Le réceptacle chimique des rivières

Cependant aux delà de ces objectifs cadrés, la lecture des résultats de l’étude confirme une fois de plus, ce que tous ceux qui s’intéressent aux eaux douces continentales savent déjà, c’est à dire qu’elles sont devenues le grand déversoir incontrôlé d’un grand nombres de substances de notre société chimique moderne.

L’étude souligne en autres, en ce qui concerne les 180 substances recherchées :

– Une omniprésence des plastifiants et des produits de soins corporels dans les milieux est attestée (molécules retrouvées dans 50% à 99% des échantillons sur tous les bassins hydrographiques).

– De même, les HAP sont retrouvés dans 50 à 98% des échantillons, sur tous les bassins hydrographiques.

Dans l’eau, 34 substances qu’on peut qualifier « d’omniprésentes » ont été quantifiées dans tous les bassins au moins une fois. Une grande partie des catégories d’usage est représentée : 1 additif d’essence, 1 molécule industrielle type naphtalène, 1 HAP, 4 produits de soins corporels, 12 pesticides & biocides, 9 résidus de médicaments, 5 plastifiants et 1 alkylperfluoré.

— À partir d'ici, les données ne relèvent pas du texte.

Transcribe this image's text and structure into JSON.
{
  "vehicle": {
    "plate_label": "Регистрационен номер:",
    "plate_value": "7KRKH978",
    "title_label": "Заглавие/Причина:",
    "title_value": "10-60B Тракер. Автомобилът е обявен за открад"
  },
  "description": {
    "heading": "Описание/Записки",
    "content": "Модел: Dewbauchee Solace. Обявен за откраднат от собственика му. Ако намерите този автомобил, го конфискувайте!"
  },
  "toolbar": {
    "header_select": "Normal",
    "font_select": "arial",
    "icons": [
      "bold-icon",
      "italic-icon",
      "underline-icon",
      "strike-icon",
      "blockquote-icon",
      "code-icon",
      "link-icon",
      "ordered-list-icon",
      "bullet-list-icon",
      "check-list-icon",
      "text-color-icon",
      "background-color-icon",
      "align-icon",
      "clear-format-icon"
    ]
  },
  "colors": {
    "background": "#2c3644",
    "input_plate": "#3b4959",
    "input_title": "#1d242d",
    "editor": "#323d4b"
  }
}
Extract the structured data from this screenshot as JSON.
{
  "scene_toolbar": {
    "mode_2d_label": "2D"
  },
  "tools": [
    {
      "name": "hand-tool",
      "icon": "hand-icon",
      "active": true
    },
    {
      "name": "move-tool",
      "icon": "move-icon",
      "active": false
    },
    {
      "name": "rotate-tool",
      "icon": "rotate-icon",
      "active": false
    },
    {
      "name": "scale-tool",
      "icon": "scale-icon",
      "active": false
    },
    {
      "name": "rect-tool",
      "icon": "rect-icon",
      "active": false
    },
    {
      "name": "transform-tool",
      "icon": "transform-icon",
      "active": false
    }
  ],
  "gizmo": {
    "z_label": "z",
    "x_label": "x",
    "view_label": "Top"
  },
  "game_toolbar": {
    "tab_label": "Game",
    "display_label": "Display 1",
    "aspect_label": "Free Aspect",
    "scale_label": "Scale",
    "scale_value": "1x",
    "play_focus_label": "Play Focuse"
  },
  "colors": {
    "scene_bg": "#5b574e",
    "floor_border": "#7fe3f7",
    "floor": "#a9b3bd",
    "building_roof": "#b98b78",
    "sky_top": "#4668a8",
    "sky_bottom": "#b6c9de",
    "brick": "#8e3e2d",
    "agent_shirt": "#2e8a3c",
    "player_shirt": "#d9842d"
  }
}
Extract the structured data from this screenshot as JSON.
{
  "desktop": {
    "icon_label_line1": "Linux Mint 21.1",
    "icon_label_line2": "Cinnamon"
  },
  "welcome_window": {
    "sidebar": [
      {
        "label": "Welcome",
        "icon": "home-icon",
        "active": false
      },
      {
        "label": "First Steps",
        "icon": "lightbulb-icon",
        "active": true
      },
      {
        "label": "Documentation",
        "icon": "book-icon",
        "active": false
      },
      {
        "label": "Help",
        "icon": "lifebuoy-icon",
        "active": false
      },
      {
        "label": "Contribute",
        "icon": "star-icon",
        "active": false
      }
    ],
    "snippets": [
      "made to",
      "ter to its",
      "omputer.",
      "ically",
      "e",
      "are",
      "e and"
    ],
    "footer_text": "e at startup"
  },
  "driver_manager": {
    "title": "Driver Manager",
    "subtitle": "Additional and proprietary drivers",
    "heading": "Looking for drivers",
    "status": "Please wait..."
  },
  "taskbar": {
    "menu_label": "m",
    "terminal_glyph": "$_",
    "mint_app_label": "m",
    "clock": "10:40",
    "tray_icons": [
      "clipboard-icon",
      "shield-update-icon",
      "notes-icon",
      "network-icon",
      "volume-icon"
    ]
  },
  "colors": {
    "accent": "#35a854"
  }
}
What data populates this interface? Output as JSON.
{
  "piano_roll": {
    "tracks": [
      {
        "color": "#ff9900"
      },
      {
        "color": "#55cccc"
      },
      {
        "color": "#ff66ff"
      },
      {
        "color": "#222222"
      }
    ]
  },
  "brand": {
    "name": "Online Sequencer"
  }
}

Dans les sédiments, plus de 40 substances « omniprésentes » sont retrouvées dans tous les bassins au moins une fois. La quasi-totalité des catégories d’usage est représentée : 2 retardateurs de flamme, 2 métabolites d’additifs d’essence, 3 molécules industriels (naphtalène et organo-étains), 3 résidus de médicaments, 18 HAP, 7 pesticides, 2 plastifiants, 1 antioxydant, 5 surfactants.

76% des pesticides et biocides recherchés (25 molécules) ont été retrouvés au moins une fois dans l’eau et environ 50% des phytosanitaires et biocides recherchés (21 molécules) l’ont été dans les sédiments.

75% des résidus de médicaments recherchés (17 molécules) ont été retrouvées dans l’eau et 52% (15 molécules) l’ont été dans les sédiments.

– 95% des HAP recherchés (20 molécules) sont retrouvés, exclusivement dans les sédiments (les HAP étant hydrophobes).

– 6 molécules sur 11 dans la famille des retardateurs de flamme ont été retrouvées dans les sédiments (ces retardateurs de flamme étant hydrophobes).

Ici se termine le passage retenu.